On further investigation, acsmgr_icsr_frwk_instance_chkpt_falied()
function is called while the checkpoint information is processed. There are list addition/updation/deletion operations in this function which do not work as expected when session recovery is disabled and this is the reason for the increased memory consumption. The memory used here is accumulated in this scenario over time. This behavior only occurs in the scenario where the require session recovery
is not configured. The accumulated memory to process acsmgr_icsr_frwk_instance_chkpt_falied()

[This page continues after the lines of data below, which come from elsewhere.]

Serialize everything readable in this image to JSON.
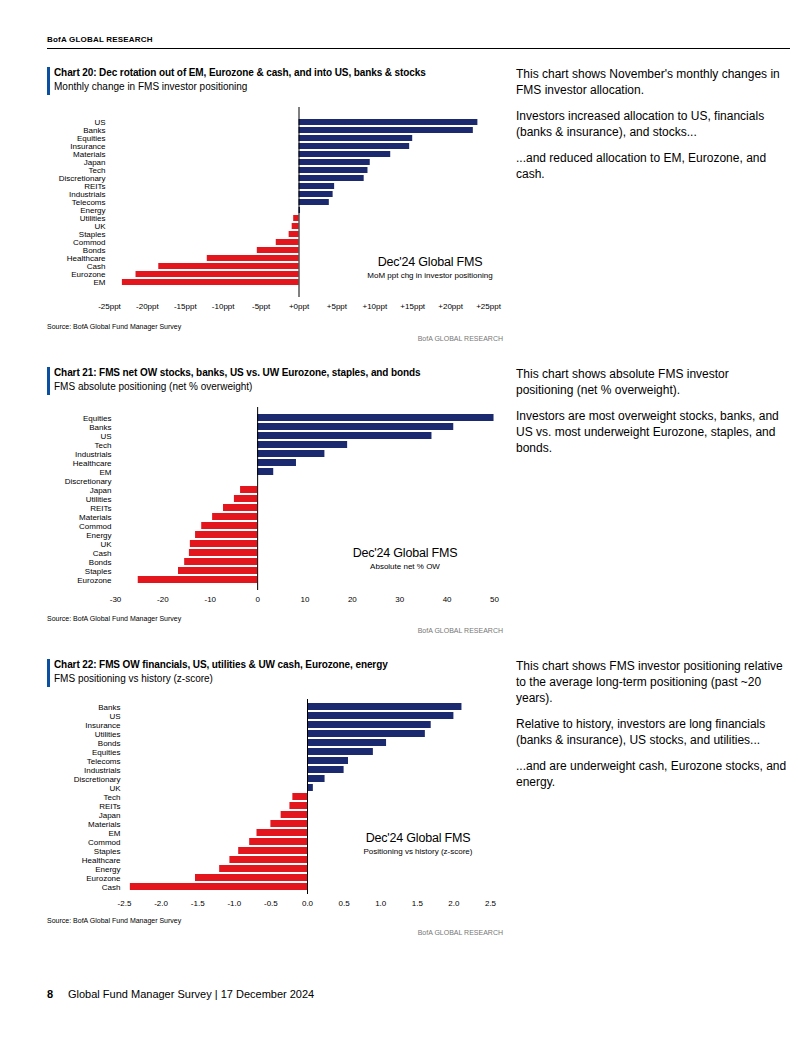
{
  "header": {
    "text": "BofA GLOBAL RESEARCH"
  },
  "chart_data": [
    {
      "type": "bar",
      "orientation": "horizontal",
      "title": "Chart 20: Dec rotation out of EM, Eurozone & cash, and into US, banks & stocks",
      "subtitle": "Monthly change in FMS investor positioning",
      "annotations": [
        "Dec'24 Global FMS",
        "MoM ppt chg in investor positioning"
      ],
      "source": "Source: BofA Global Fund Manager Survey",
      "watermark": "BofA GLOBAL RESEARCH",
      "commentary": [
        "This chart shows November's monthly changes in FMS investor allocation.",
        "Investors increased allocation to US, financials (banks & insurance), and stocks...",
        "...and reduced allocation to EM, Eurozone, and cash."
      ],
      "categories": [
        "US",
        "Banks",
        "Equities",
        "Insurance",
        "Materials",
        "Japan",
        "Tech",
        "Discretionary",
        "REITs",
        "Industrials",
        "Telecoms",
        "Energy",
        "Utilities",
        "UK",
        "Staples",
        "Commod",
        "Bonds",
        "Healthcare",
        "Cash",
        "Eurozone",
        "EM"
      ],
      "values": [
        23.6,
        23.0,
        15.0,
        14.6,
        12.1,
        9.4,
        9.1,
        8.6,
        4.7,
        4.5,
        4.0,
        0.2,
        -0.7,
        -0.9,
        -1.3,
        -3.0,
        -5.5,
        -12.1,
        -18.5,
        -21.5,
        -23.3
      ],
      "colors": [
        "#1b2a6e",
        "#1b2a6e",
        "#1b2a6e",
        "#1b2a6e",
        "#1b2a6e",
        "#1b2a6e",
        "#1b2a6e",
        "#1b2a6e",
        "#1b2a6e",
        "#1b2a6e",
        "#1b2a6e",
        "#1b2a6e",
        "#e3161e",
        "#e3161e",
        "#e3161e",
        "#e3161e",
        "#e3161e",
        "#e3161e",
        "#e3161e",
        "#e3161e",
        "#e3161e"
      ],
      "xlim": [
        -25,
        25
      ],
      "xticks": [
        {
          "value": -25,
          "label": "-25ppt"
        },
        {
          "value": -20,
          "label": "-20ppt"
        },
        {
          "value": -15,
          "label": "-15ppt"
        },
        {
          "value": -10,
          "label": "-10ppt"
        },
        {
          "value": -5,
          "label": "-5ppt"
        },
        {
          "value": 0,
          "label": "+0ppt"
        },
        {
          "value": 5,
          "label": "+5ppt"
        },
        {
          "value": 10,
          "label": "+10ppt"
        },
        {
          "value": 15,
          "label": "+15ppt"
        },
        {
          "value": 20,
          "label": "+20ppt"
        },
        {
          "value": 25,
          "label": "+25ppt"
        }
      ],
      "grid": false
    },
    {
      "type": "bar",
      "orientation": "horizontal",
      "title": "Chart 21: FMS net OW stocks, banks, US vs. UW Eurozone, staples, and bonds",
      "subtitle": "FMS absolute positioning (net % overweight)",
      "annotations": [
        "Dec'24 Global FMS",
        "Absolute net % OW"
      ],
      "source": "Source: BofA Global Fund Manager Survey",
      "watermark": "BofA GLOBAL RESEARCH",
      "commentary": [
        "This chart shows absolute FMS investor positioning (net % overweight).",
        "Investors are most overweight stocks, banks, and US vs. most underweight Eurozone, staples, and bonds."
      ],
      "categories": [
        "Equities",
        "Banks",
        "US",
        "Tech",
        "Industrials",
        "Healthcare",
        "EM",
        "Discretionary",
        "Japan",
        "Utilities",
        "REITs",
        "Materials",
        "Commod",
        "Energy",
        "UK",
        "Cash",
        "Bonds",
        "Staples",
        "Eurozone"
      ],
      "values": [
        49.9,
        41.4,
        36.8,
        19.0,
        14.2,
        8.2,
        3.4,
        0.0,
        -3.6,
        -4.9,
        -7.2,
        -9.5,
        -11.8,
        -13.1,
        -14.2,
        -14.4,
        -15.4,
        -16.7,
        -25.2
      ],
      "colors": [
        "#1b2a6e",
        "#1b2a6e",
        "#1b2a6e",
        "#1b2a6e",
        "#1b2a6e",
        "#1b2a6e",
        "#1b2a6e",
        "#1b2a6e",
        "#e3161e",
        "#e3161e",
        "#e3161e",
        "#e3161e",
        "#e3161e",
        "#e3161e",
        "#e3161e",
        "#e3161e",
        "#e3161e",
        "#e3161e",
        "#e3161e"
      ],
      "xlim": [
        -30,
        50
      ],
      "xticks": [
        -30,
        -20,
        -10,
        0,
        10,
        20,
        30,
        40,
        50
      ],
      "grid": false
    },
    {
      "type": "bar",
      "orientation": "horizontal",
      "title": "Chart 22: FMS OW financials, US, utilities & UW cash, Eurozone, energy",
      "subtitle": "FMS positioning vs history (z-score)",
      "annotations": [
        "Dec'24 Global FMS",
        "Positioning vs history (z-score)"
      ],
      "source": "Source: BofA Global Fund Manager Survey",
      "watermark": "BofA GLOBAL RESEARCH",
      "commentary": [
        "This chart shows FMS investor positioning relative to the average long-term positioning (past ~20 years).",
        "Relative to history, investors are long financials (banks & insurance), US stocks, and utilities...",
        "...and are underweight cash, Eurozone stocks, and energy."
      ],
      "categories": [
        "Banks",
        "US",
        "Insurance",
        "Utilities",
        "Bonds",
        "Equities",
        "Telecoms",
        "Industrials",
        "Discretionary",
        "UK",
        "Tech",
        "REITs",
        "Japan",
        "Materials",
        "EM",
        "Commod",
        "Staples",
        "Healthcare",
        "Energy",
        "Eurozone",
        "Cash"
      ],
      "values": [
        2.11,
        2.0,
        1.69,
        1.61,
        1.08,
        0.9,
        0.56,
        0.5,
        0.24,
        0.08,
        -0.2,
        -0.24,
        -0.36,
        -0.5,
        -0.69,
        -0.79,
        -0.94,
        -1.06,
        -1.2,
        -1.53,
        -2.42
      ],
      "colors": [
        "#1b2a6e",
        "#1b2a6e",
        "#1b2a6e",
        "#1b2a6e",
        "#1b2a6e",
        "#1b2a6e",
        "#1b2a6e",
        "#1b2a6e",
        "#1b2a6e",
        "#1b2a6e",
        "#e3161e",
        "#e3161e",
        "#e3161e",
        "#e3161e",
        "#e3161e",
        "#e3161e",
        "#e3161e",
        "#e3161e",
        "#e3161e",
        "#e3161e",
        "#e3161e"
      ],
      "xlim": [
        -2.5,
        2.5
      ],
      "xticks": [
        -2.5,
        {
          "value": -2,
          "label": "-2.0"
        },
        -1.5,
        {
          "value": -1,
          "label": "-1.0"
        },
        -0.5,
        {
          "value": 0,
          "label": "0.0"
        },
        0.5,
        {
          "value": 1,
          "label": "1.0"
        },
        1.5,
        {
          "value": 2,
          "label": "2.0"
        },
        2.5
      ],
      "grid": false
    }
  ],
  "footer": {
    "page": "8",
    "text": "Global Fund Manager Survey | 17 December 2024"
  }
}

does not get freed up when (no require session recovery
) which potentially causes the memleak."
Solution
Implement session recovery in order to resolve this issue.
Procedure
Step 1. At the Exec mode prompt, verify that the session recovery feature is enabled via the session and feature use licenses on the system with the show license info
command. If the current status of the Session Recovery feature is Disabled, you cannot enable this feature until a license key is installed in the system.
Step 2. Use this configuration example to enable session recovery.
configure
require session recovery
end
This feature does not take effect until after the system has been restarted.
Step 3. Save your configuration as described in Verifying and Saving Your Configuration.
Step 4. Perform a system restart with the reload
command. This is the prompt that appears:
Confirm your desire to perform a system restart and enter Yes
.
The system, when restarted, enables session recovery and creates all mirrored "standby-mode" tasks, performs packet processing card reservations, and other operations automatically.
Step 5. After the system has been restarted, you must verify the preparedness of the system to support this feature as described in Viewing Session Recovery Status. More advanced users can opt to insert the require session recovery
command syntax into a configuration file that already exists with a text editor or other means, and then manually apply the configuration file. Please exercise caution when you do this, in order to ensure that this command is placed among the first few lines of any configuration file that already exists; it must appear before the creation of any non-local context.